Whispers in the winds of Holland: Flames of before light the skies once more

At first, there was only blackness. An air, thick with ash and dust, silted itself through the throat of Holland like a bone caught in the jugular. No one could blink or move or speak. For with their eyes open, the world was darker than with their eyes closed. Then a fire, piercing, raging heat, rushed through the heart of town, spreading like plague and consuming the soul of all it could touch. Pieces of cracked wood began to cannibalize one another as their comrades kindled their inner most desires for destruction. Roofs gave into their sloth and slid down on the families they were designated to protect, trapping the souls of 1871 to keep them from ever rising above their falling structures. The roads themselves carried the hellish inferno as the only pathway into and through the streets as the oxidated gluttony melted what was miles of construction into bare ashen acid.

With that fire came the screams, sirens and police sirens singing in disharmony; one to call those to their sleep in the expanding lake of flames and another to call out to the lakes that might rescue, the heavens above that might bring down a torrent, a drizzle, something other than the crisp October winds that otherwise gave pride to the ongoing rush of flames that cackled at their own success and the subsequent failure of humanity. The screams that cried out for rescue, safety, shelter, displacing the layers of falling smoke with an outreaching arm of residency and community only to be met with the broken hand of anguish as more got lost in the flames. “No one, unless he has been an eye-witness to such a scene, can conceive its terror or awfulness…

The entire territory covered by the fire was mowed as clean as with a reaper; there was not a fencepost or a sidewalk plank and hardly the stump of a shade tree to designate the old lines… The grounds at Hope College, somewhat isolated as they were, seemed to be the only spot where one could escape with his life” (Gerret Van Schelven). Indeed, the college itself seemed singularly blessed as the only circle of protection starved against the complete retreat to The Black Lake Macatawa’s mummifying sands and desolate waves. For the rest caught in the flames, it was nothing but empty words and curses as the sky grew darker.

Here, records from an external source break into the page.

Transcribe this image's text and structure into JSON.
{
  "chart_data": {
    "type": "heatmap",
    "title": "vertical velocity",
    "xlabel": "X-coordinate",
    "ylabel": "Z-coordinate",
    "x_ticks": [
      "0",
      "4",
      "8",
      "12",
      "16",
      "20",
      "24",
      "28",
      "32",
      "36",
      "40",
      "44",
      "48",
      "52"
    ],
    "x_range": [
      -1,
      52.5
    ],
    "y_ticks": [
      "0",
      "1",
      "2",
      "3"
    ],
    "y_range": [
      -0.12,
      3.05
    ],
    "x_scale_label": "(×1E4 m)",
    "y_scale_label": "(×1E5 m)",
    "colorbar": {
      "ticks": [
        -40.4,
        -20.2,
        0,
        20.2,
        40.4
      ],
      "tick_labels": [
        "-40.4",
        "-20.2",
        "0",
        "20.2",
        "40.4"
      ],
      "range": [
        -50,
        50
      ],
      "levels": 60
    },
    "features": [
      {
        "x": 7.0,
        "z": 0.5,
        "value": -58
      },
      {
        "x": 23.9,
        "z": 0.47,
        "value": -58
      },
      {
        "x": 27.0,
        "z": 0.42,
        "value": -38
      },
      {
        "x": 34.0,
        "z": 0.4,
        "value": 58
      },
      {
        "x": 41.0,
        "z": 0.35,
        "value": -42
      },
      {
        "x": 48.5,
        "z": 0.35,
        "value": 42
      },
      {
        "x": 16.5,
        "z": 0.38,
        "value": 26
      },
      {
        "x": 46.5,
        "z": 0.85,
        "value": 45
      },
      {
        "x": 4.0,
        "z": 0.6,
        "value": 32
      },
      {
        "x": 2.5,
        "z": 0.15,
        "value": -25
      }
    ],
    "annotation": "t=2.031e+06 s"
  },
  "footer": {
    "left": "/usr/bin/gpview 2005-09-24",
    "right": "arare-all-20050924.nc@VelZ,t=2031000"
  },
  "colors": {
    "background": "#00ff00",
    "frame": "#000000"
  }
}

Cries for something to respond, some great change to happen, echoed through the air in a cacophony of coughs as lungs filled with debris, but the winds spread the fires further, faster, canonizing the death of all that fell below them. The winds had long heard Holland’s cries: the cries of the weary, the broken, and the dead. The cries that could only be purified or purged with fire. Sometimes, when Holland still cries from its sin, you can hear the winds once more. A late blizzard in May, an early thunderstorm in August, warnings that what once was can happen again and that fire can return to the heart of Holland.

If you listen to the whispers just when the wind rises, you can still hear the police sirens falling into the flames. But if you hear nothing at all, if the wind passes through you and all it leaves behind is the chill of the forgone, then you can hear the sirens calling for the next fire. The greatest fire of what is to come.